Tuesday, June 28, 2016

Over-the-Counter



Drugs are bad.  Over the counter drugs are worse.  Yesterday, someone gave me a pre-workout supplement from GNC.  I supposed it would be supplements that would help stimulate muscle growth early in the workout process.  I should have known better.  Just after I drank it, everything started falling apart.  My ears were burning, then my neck.  The world receded and my arms and legs were no longer my own.  I walked into the gym telling myself, "Just maintain.  You have to work through this."

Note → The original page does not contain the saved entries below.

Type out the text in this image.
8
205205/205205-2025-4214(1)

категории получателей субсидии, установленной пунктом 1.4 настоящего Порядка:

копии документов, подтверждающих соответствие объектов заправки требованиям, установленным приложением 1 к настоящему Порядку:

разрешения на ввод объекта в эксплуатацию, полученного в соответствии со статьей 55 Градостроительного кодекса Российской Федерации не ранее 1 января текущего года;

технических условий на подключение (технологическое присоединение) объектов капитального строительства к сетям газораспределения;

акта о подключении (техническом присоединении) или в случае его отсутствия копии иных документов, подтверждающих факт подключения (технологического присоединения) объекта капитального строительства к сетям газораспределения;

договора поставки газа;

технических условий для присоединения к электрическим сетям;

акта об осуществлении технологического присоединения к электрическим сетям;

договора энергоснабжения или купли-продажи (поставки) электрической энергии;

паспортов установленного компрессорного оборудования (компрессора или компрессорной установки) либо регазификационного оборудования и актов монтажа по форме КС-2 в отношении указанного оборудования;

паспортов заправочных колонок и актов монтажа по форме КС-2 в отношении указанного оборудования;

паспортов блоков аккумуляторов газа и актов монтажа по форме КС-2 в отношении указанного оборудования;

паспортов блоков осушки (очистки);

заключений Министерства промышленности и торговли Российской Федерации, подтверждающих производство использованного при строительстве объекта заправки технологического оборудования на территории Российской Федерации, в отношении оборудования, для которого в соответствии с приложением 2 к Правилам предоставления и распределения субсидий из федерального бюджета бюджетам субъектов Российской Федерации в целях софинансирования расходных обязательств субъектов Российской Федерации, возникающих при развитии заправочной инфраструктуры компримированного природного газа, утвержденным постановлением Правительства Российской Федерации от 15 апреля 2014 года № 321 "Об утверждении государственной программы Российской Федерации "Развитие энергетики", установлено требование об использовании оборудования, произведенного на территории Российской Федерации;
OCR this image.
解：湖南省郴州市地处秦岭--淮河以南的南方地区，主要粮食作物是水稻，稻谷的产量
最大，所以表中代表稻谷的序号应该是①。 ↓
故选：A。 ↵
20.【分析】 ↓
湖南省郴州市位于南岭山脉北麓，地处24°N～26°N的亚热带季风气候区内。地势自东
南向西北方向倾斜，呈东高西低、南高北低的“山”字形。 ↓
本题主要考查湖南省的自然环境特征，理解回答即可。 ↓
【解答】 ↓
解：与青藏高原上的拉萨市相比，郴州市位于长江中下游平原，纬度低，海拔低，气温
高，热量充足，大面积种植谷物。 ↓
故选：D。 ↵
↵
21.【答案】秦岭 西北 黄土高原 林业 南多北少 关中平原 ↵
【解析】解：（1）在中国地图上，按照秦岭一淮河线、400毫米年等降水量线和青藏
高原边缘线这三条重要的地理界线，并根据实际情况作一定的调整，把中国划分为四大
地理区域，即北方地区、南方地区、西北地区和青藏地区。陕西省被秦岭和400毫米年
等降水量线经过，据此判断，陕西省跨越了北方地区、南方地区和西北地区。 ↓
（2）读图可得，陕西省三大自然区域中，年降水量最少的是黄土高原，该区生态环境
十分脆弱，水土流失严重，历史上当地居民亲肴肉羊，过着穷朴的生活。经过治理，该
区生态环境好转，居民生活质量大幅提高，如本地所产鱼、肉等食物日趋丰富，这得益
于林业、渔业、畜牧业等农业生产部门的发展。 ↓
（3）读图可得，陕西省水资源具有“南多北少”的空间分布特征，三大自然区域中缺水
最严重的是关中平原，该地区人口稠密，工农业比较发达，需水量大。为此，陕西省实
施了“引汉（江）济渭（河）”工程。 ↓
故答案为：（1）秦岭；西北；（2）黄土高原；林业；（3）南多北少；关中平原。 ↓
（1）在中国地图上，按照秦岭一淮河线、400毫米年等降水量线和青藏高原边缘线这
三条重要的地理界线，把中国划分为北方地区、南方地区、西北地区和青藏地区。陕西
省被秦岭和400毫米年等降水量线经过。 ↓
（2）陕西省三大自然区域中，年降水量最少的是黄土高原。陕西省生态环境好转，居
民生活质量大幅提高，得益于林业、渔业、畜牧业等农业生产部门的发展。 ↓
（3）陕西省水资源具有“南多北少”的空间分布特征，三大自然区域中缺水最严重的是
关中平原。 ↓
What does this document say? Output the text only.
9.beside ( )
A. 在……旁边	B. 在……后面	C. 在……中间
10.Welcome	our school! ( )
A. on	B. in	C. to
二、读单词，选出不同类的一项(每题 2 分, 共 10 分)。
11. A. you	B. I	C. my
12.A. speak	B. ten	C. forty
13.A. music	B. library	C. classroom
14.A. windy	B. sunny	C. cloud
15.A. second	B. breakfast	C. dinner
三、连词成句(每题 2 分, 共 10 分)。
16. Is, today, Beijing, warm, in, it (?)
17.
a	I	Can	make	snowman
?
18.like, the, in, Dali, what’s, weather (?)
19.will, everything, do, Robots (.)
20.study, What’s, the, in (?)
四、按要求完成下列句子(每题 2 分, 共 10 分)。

I almost pooped my pants doing shoulder presses.  People would come to say hi, and I would stare back like a zombie, I'm certain.  I could tell by the look on their faces.  I was sweating from every pore.  Who sweats from their forearms?

Somehow I finished my workout (after three trips to the bathroom).  At home, showered and dressed, I headed out to the factory.  It was a rough day.

Last night, I still felt some ill effects, I thought, so I took an Advil P.M. to help me sleep.

This morning, I am a wreck.

I talked to Q last night just before dinner, and he told me that I couldn't do the drugs of a younger generation.  No shit.  I don't want to do drugs at all.  I thought I was taking a supplement.

Today will be a lemon water day.  Water is my friend.

I'd be better off, I think, just doing meth and opium.  These over the counter things are really weird.  They must be popular, though, or they wouldn't be selling them at GNC.  Is this what all those beautiful boys and girls take before their workouts?  Holy smokes.  They are a strange and twisted bunch.

But I'm the biggest sissy in the world.

We'd better hope that the Trump/Clinton ticket (I am making up bumper stickers for this campaign) doesn't get on this stuff.  Maybe they already have.  It would be another piece of the puzzle, so to speak.


1 comment:

  1. It was just called "Tang" when I was a kid.